De acordo com o presidente do BC, os efeitos da estiagem e do ciclo do boi contribuíram para o quadro inflacionário. A inflação da alimentação no domicílio, por exemplo, foi de 8,22% em 2024.

“A seca que atingiu parte do país pressionou os preços de alimentação, em especial, de carnes e leite, em função da deterioração de pastagens, e de produtos como café e laranja”, disse. “O ciclo do boi repercutiu nos preços de carne de forma significativa e mais forte do que o esperado, somando-se aos efeitos da seca e da depreciação cambial nesses preços”, acrescentou.

Na carta, ele afirmou que as enchentes no Rio Grande do Sul impactaram alguns preços de alimentos no segundo trimestre do ano, especialmente no próprio estado, mas que houve reversão nos meses seguintes.
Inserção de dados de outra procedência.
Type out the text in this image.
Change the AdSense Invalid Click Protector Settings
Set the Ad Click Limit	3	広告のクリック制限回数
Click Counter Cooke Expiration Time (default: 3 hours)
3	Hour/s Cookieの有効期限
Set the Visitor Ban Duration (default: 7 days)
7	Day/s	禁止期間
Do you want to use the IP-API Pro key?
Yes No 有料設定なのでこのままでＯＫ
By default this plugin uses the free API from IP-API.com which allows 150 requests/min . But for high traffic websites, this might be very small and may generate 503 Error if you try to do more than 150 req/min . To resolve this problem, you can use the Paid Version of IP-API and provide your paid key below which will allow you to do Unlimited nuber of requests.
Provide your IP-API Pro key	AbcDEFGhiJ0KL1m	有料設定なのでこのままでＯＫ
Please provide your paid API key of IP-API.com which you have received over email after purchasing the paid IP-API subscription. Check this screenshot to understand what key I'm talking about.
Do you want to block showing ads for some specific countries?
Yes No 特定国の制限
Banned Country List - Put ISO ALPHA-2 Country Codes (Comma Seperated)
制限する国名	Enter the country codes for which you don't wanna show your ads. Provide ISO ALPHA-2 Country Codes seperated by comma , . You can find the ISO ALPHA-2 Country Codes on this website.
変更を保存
Ao analisar as causas de a inflação ter ficado acima da meta, a autoridade monetária ressaltou que o desempenho da atividade econômica ficou “bem acima” de suas próprias expectativas e dos analistas e que o mercado de trabalho apresentou resultados robustos.

A projeção de crescimento do PIB (Produto Interno Bruto) para 2024 foi sendo revisada ao longo do ano até chegar a a 3,5% na publicação mais recente, ante 1,7% em dezembro de 2023.

Galípolo citou ainda o impacto da inflação herdada do ano anterior sobre o resultado de 2024. Como exemplo, mencionou que os reajustes nas negociações salariais “não só acompanharam o movimento da inflação passada, como foram superiores à inflação”.

O presidente do BC disse ainda que houve piora nas expectativas de inflação ao longo do ano, tanto para prazos mais curtos como para prazos mais longos, e que essa deterioração se refletiu em pressões inflacionárias.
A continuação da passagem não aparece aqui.